Como escrevia o apóstolo Paulo em 1 Coríntios 7, “Eu desejo que todos sejam como eu sou. Mas cada um tem o seu próprio dom de Deus, um de uma espécie e uma de outro. Para os solteiros e as viúvas digo que é bom para eles permanecerem como eu sou. Mas se eles não podem exercer auto-controlo, devem casar. Por isso, é melhor casar do que queimar com paixão.” (versículos 7-9).
Em todo o caso, o que é certo é que ao longo da História muitos foram os avanços e recuos na aplicação desta prática eclesiástica, nomeadamente entre o clero secular.
Apesar de o celibato ter acabado por se impor no Ocidente (o Código de Direito Canónico impôs o celibato a todos os sacerdotes da Igreja Latina em 1123), há várias exceções de sacerdotes casados na Igreja Latina, designadamente Papas casados ou, se quisermos, que optaram pelo sacrifício de “se enforcarem”, a saber: (Adriano II, Honório IV), bispos casados (na diocese da Islândia até à Reforma protestante); (o bispo Salomão Barbosa Ferraz no Brasil) e vários padres casados ordenados nos Estados Unidos, Canadá, Austrália, Reino Unido e Escandinávia, sob autorização especial. Assim como assim, como alguns pregam, nenhum homem tem o direito de ser mais feliz que o outro. Logo, todos têm de casar.
Comparativamente, o Islão (e bem) não promove o celibato.Muito pelo contrário, promove o casamento. De facto, de acordo com o Islão, o casamento é um forma que permite à pessoa chegar ao mais elevado nível de justiça espiritual e sagrada.

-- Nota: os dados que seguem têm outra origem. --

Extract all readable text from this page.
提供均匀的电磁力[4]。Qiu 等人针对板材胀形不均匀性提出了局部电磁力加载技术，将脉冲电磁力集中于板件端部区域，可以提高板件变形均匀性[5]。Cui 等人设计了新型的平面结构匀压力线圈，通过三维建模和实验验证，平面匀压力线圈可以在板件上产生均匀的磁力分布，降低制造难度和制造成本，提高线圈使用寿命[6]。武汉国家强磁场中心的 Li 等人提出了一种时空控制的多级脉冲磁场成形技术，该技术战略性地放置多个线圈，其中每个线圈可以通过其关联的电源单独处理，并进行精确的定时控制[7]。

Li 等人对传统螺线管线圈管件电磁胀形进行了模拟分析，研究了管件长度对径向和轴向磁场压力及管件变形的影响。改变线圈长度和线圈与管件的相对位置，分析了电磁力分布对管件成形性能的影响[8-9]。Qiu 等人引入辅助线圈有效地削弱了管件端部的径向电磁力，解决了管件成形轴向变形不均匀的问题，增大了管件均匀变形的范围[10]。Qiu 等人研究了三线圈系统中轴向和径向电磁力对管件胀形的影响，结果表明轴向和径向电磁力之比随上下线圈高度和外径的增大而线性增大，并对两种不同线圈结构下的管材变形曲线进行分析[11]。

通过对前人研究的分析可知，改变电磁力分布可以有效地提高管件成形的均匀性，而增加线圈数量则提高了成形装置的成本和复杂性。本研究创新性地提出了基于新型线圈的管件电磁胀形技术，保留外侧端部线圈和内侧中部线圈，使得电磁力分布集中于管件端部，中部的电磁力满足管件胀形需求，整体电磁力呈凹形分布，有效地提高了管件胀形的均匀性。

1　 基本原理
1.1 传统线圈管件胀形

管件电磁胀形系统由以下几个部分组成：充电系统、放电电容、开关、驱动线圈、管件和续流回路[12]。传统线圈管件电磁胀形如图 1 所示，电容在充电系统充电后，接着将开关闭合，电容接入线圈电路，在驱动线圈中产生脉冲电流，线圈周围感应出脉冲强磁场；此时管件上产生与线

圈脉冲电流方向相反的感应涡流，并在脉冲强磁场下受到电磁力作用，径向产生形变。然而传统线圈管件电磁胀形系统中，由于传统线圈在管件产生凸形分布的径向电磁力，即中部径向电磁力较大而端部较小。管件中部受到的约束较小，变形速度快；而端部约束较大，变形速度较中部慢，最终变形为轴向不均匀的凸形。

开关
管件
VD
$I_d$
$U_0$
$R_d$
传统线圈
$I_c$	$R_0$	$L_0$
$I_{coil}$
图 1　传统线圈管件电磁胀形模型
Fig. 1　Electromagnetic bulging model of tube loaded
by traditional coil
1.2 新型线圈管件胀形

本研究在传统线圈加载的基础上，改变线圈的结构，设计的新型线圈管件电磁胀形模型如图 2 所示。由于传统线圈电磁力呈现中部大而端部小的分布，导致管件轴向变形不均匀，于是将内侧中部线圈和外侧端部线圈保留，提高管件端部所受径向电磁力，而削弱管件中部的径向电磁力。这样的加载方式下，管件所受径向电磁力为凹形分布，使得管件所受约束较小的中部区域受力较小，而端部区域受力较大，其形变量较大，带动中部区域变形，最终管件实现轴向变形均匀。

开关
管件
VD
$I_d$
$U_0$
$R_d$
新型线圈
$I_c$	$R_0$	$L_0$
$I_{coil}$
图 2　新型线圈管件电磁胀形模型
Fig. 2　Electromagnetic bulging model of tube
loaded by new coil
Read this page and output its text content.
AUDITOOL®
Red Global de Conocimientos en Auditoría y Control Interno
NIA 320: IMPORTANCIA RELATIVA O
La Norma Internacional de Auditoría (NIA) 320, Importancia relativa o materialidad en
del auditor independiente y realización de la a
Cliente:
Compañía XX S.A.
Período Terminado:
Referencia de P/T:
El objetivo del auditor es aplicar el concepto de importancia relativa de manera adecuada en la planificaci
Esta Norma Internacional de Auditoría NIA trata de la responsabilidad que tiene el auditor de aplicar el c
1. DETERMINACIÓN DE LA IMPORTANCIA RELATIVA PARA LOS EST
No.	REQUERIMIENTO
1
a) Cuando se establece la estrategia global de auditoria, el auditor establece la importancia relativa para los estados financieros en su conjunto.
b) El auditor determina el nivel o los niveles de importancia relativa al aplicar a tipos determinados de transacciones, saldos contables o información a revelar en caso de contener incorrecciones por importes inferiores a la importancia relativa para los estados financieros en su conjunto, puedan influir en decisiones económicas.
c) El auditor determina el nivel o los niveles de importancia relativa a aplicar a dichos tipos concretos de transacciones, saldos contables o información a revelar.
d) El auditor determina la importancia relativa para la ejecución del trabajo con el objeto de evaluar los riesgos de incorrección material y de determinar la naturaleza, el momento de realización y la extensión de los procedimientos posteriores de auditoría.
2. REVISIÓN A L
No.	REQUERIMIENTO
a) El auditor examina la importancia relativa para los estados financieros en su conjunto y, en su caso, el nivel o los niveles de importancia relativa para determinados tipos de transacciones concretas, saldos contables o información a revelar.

Há inclusivamente registos de incidentes em que pessoas indagaram ao Profeta Maomé que eles preferiam viver em oração, celibato e jejum para alcançar o amor de Deus. No entanto, Maomé disse-lhes que, apesar de esta escolha ser boa, era também uma bênção constituir uma família. Porém, o Islão respeita aqueles que escolhem conduzir a sua vida dessa maneira. Igualmente louvável.
De momento, fruto das evidências factuais, não alimento ilusões sobre a mudança da posição de “finca-pé” da Igreja Católica, no sentido de permitir o casamento dos seus membros ou de constituição de uma família.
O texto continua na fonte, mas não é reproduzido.